Part of this is that Tsjuder are, and have always been, one of the least distinctive bands to reach their level of notoriety. Solid songwriters, and competent musicians all, but the black metal they perform has always felt its claws along the axis of the pre-established sounds of Scandinavian rogues Mayhem, Bathory, Immortal, Marduk and Darkthrone, and thus they've always felt like an extra pair of blooded gauntlets groping about the cookie jar of darkness. That's not to say that this is necessarily a handicap. Hell, just look at Taake, he's done remarkable things with almost no ability for innovation. But still, when listening through Legion Helvete, one seeking out any unusual abuse or grotesquery will draw only blanks. Without any doubt, this is ferocious, tightly executed black metal for those who like the grimness delivered through both style and skill, but it does lack the immortal songwriting that its precursors excelled in.
As expected, "The Daemon Throne" opens like a volley of hellfire blasting which should peel the paint off whatever religious relic you feel might ward off the band's approach, and you'll notice the band's penchant for the taut, aggressive thrash rhythms that they weave in between their more accelerated sequences. I love the chunky coiled tone of the guitars here, though this is not so noticeable once they get to blasting. Discordant, higher notes are strung along in a fashion not unlike their countrymen 1349 or Emperor, but the band does show a reasonable level of varied tempo here throughout the track list. Even steady blasters like the vile, melodically spiked "Dauðir" or the grating, rapid-fire "Voldsherskeren" are given brief bursts of Hellhammer like mid-paced grooving.

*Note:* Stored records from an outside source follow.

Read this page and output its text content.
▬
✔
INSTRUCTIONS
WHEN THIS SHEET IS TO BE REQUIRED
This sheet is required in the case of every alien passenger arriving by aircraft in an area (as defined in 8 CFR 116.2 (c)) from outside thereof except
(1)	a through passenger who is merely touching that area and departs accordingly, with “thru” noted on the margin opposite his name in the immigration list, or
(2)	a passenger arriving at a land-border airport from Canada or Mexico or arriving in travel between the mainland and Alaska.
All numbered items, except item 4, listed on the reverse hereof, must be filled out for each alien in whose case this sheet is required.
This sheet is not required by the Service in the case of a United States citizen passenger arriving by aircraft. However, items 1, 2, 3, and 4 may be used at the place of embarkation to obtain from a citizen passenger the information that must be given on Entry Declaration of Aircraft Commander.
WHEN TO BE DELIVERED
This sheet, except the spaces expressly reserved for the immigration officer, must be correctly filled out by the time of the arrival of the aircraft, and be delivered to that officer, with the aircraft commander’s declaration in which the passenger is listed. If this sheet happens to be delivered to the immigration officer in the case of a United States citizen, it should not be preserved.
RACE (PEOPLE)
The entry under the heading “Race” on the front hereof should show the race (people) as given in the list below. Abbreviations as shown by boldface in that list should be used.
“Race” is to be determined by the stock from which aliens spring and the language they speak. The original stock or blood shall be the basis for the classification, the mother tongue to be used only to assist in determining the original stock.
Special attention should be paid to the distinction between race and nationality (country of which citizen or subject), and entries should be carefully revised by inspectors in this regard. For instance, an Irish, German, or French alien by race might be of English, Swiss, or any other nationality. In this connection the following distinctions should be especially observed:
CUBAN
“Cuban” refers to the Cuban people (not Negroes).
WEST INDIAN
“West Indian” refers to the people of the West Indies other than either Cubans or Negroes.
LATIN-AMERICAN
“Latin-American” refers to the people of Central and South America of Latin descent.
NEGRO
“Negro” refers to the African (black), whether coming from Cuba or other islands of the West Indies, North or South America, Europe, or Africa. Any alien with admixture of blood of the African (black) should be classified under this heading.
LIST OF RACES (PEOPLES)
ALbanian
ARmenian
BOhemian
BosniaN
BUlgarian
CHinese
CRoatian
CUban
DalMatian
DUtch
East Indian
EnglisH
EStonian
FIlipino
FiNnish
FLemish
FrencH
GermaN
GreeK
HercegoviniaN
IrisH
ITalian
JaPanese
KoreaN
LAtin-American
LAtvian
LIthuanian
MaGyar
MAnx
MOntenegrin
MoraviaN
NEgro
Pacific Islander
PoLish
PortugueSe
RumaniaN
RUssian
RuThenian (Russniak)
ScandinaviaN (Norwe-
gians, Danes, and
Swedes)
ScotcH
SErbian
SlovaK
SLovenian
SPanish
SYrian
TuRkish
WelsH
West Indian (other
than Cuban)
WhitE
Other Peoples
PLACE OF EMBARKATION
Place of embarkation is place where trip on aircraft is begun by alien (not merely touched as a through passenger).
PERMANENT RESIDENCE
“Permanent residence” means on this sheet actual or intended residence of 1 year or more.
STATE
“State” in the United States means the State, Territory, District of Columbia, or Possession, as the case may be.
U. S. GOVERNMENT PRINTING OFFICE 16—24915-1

In general, though, Tsjuder are a band for the audience that likes its black metal really-fucking-fast, and as with their past efforts, you'll often feel as if you've just been run off the speedway by an 18-wheeler on its way to a fiendish barbecue. The only issue with this is, of course, as with so many other acts who hold no opposition to hitting the sound barrier, the riffs are woven along very predictable paths, and there are no diabolic secrets contained within any on the album. It's all been done, and Tsjuder simply don't offer any memorable spin upon the genre, and only a few of the streaming, bleeding tremolo patterns on the album stand out far enough that I demanded repeated exposures. For a seven-year gap, Legion Helvete serves as solid proof that these men have not allowed their limbs to frost over, or joints to weaken. Fans of Enthroned, Marduk, or the Polish sect of hyper-blasters will find it appropriately intense, but the top Norse echelon will likely still elude them.